Aron Alkalai’s uncle Yosif Lazar

This is my uncle Yosif Lazar as a university student. The photo was taken in Kyustendil in the 1920s. He graduated law and became a lawyer. He married and lived in Plovdiv. From there he left to Israel at the end of the 1940s. He died at the age of 101 years.

I know almost nothing about my mother's parents. I remember that they lived in Kyustendil, where I went in the summer during my vacations. My maternal grandfather Rafael Lazar had a small goatee. I do not know what he worked. I do not remember my grandmother Vinucha Lazar. She was a housewife.

In Kyustendil I visited my mother's relatives and my father's brother who lived there. Once my parents decided to go to Kyustendil. I was not allowed to go with them then. I was very young. But I had decided that I should definitely go. I got on a truck, which was on its way to Kyustendil and so I arrived in the town. I sat on the sidewalk there and waited. My parents saw me and were absolutely surprised. They had to leave me at one of my uncle's for some time.

My mother's name is Regina Alkalai and she had two brothers and two sisters. [Yosif is the eldest brother.] Her other brother's name is David Lazar. He was a merchant and lived in Kyustendil. One of my mother's sisters was Buka and she married in Sofia. Her other sister was Matilda and she lived in Dupnitsa. Her husband's name was Konorti and he was a tailor. Unfortunately, that is all I know about them.

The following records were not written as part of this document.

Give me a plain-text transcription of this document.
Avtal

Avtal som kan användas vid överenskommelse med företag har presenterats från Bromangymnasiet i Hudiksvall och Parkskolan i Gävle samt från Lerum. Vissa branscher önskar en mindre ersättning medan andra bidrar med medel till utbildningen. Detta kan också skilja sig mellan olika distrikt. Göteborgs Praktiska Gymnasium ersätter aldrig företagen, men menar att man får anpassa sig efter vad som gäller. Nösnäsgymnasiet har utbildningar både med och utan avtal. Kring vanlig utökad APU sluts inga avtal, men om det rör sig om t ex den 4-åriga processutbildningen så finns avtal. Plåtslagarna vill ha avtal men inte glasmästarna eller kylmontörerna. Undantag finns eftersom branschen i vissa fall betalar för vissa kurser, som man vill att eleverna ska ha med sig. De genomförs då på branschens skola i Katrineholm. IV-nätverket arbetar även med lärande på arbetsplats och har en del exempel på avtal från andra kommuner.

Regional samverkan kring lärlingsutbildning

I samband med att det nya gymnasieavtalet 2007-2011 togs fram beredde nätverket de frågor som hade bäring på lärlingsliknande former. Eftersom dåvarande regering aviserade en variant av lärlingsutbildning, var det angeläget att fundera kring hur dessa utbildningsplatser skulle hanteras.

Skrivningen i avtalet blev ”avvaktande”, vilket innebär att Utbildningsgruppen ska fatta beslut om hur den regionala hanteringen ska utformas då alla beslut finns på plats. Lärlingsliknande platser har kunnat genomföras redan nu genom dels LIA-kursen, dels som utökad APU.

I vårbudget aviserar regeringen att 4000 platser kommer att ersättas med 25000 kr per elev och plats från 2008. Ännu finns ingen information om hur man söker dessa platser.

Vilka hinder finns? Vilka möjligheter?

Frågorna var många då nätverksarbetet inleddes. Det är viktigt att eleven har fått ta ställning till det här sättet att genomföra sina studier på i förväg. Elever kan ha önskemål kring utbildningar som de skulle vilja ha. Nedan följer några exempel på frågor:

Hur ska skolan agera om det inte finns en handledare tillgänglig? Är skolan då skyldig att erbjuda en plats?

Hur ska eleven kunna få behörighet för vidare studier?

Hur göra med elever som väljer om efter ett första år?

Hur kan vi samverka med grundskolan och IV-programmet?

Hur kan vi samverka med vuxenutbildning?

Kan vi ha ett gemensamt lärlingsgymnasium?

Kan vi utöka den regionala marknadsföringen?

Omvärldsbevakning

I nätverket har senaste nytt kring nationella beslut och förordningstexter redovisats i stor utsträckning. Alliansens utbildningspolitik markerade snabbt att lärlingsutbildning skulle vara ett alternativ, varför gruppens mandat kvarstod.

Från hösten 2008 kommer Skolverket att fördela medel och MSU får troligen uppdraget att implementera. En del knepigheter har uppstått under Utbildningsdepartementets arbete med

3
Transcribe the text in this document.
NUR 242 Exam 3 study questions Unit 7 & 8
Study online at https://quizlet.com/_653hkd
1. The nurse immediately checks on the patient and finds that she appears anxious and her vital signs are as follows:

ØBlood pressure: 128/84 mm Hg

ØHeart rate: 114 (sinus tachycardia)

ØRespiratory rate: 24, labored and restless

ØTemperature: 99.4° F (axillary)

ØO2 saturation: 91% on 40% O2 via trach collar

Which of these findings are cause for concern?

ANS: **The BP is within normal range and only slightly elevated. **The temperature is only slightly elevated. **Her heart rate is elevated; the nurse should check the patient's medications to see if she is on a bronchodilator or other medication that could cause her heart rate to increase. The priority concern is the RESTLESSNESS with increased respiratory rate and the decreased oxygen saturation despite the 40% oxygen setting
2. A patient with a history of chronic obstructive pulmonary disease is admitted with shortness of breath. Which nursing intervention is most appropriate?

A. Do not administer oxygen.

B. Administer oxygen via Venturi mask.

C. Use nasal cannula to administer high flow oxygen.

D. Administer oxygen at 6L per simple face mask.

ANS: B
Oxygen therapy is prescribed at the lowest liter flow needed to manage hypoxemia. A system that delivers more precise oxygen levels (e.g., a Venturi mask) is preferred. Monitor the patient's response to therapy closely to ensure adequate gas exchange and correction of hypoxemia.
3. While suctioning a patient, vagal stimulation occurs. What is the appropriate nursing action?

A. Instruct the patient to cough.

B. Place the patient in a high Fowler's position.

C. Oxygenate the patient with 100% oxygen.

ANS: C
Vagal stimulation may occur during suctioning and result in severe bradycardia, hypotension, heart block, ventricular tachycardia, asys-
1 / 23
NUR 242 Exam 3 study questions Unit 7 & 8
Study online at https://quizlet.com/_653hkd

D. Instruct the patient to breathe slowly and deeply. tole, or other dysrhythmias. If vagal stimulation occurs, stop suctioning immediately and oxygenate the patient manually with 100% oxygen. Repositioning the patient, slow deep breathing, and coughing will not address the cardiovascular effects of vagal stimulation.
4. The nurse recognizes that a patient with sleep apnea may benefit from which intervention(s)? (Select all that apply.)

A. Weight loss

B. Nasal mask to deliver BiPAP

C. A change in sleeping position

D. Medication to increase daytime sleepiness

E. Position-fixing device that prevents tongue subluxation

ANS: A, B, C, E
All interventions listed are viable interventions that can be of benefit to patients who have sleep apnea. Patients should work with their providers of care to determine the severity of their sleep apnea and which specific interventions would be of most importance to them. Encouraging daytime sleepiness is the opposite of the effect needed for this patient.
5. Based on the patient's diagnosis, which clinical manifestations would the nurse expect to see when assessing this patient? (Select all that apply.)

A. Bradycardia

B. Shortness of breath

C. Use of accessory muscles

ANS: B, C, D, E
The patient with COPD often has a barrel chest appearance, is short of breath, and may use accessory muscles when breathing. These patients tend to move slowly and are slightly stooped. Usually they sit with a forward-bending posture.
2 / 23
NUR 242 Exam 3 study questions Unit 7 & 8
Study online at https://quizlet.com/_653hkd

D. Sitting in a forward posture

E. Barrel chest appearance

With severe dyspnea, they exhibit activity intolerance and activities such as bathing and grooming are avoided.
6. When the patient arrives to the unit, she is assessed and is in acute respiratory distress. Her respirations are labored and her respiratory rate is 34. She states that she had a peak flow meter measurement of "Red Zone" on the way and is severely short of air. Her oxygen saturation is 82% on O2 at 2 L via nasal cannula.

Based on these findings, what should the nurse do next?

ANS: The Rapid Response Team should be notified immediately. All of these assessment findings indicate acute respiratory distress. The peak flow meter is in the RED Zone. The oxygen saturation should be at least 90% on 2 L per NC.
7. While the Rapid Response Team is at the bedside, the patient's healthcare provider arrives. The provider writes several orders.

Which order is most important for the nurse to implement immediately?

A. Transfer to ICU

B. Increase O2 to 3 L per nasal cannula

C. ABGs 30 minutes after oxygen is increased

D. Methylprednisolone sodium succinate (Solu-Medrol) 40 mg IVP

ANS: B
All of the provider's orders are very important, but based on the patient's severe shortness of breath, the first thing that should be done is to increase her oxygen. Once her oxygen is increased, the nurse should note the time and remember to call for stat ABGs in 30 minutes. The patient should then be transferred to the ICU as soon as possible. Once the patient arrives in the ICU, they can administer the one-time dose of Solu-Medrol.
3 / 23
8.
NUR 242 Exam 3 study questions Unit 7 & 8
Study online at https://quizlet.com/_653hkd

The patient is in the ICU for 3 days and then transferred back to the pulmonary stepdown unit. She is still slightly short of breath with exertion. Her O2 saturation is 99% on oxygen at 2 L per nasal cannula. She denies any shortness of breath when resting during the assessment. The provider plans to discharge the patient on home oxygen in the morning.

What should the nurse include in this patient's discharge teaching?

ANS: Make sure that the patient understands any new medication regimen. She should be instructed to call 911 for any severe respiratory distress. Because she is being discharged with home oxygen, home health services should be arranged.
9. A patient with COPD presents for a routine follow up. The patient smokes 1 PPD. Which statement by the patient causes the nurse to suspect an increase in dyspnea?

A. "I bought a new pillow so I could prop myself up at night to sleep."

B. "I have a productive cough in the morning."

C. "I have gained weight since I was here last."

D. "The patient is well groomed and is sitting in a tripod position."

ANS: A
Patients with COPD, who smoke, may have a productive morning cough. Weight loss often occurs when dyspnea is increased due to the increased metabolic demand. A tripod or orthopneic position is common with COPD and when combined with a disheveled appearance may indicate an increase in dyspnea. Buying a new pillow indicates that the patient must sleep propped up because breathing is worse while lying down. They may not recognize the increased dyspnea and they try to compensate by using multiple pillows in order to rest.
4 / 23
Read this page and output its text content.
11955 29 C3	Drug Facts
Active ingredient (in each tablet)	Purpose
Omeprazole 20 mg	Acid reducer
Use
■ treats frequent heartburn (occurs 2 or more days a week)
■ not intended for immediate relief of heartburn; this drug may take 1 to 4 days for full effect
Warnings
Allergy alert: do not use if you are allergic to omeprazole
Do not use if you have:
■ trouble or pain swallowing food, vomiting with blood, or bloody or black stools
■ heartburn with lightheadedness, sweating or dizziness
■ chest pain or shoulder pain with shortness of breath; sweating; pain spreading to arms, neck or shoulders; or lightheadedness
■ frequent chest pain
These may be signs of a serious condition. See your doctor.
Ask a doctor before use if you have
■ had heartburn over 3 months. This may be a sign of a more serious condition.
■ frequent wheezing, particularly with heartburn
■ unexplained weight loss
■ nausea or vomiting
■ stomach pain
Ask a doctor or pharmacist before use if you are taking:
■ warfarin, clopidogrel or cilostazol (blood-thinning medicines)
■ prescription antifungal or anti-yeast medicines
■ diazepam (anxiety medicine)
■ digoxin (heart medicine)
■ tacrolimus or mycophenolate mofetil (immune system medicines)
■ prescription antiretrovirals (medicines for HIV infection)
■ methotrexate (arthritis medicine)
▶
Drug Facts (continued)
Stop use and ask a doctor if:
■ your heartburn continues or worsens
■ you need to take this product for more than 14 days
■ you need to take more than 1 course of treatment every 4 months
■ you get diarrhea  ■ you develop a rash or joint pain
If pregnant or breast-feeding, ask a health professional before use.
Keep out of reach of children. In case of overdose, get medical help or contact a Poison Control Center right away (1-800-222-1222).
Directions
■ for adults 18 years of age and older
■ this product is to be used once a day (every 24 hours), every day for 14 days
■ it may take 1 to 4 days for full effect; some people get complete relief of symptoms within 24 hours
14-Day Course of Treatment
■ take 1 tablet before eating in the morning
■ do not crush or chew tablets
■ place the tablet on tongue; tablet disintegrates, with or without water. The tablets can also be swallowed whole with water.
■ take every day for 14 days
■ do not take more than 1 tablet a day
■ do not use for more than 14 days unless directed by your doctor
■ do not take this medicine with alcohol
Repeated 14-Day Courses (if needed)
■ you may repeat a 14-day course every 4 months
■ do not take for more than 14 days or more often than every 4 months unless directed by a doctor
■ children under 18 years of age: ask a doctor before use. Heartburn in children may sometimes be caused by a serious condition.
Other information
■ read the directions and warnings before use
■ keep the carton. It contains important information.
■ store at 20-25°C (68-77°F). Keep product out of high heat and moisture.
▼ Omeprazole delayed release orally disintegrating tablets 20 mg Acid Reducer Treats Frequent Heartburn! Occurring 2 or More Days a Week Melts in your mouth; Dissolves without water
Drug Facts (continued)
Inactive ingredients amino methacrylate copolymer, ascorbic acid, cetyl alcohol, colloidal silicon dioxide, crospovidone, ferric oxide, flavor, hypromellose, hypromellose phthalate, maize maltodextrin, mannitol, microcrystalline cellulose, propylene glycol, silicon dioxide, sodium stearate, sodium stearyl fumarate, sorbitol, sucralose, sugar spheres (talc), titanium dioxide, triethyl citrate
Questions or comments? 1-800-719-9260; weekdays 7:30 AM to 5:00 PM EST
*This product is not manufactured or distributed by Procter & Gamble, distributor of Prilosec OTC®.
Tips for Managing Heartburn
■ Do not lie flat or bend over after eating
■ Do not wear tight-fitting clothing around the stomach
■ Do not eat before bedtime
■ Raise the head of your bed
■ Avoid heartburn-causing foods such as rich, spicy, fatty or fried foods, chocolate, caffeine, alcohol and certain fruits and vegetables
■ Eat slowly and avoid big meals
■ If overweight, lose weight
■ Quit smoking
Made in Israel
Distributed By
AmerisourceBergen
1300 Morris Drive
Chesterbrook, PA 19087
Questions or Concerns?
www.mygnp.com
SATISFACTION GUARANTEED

My mother was a teacher in the Jewish school in Kyustendil. Probably she also worked as a teacher in Dupnitsa but for a short time. After she married, she stopped working under the influence of my father. He wished that she would only be a housewife. My mother knew French very well. She also played the guitar and knew songs in Ladino and in Bulgarian. I have seen her singing a melody and playing on the guitar to herself. In the evenings she would go on the balcony and hum a song for 'good night'. Times were more peaceful then and people were less demanding. We did not buy many clothes, did not rely on material things so much and people lived more peacefully than they do now.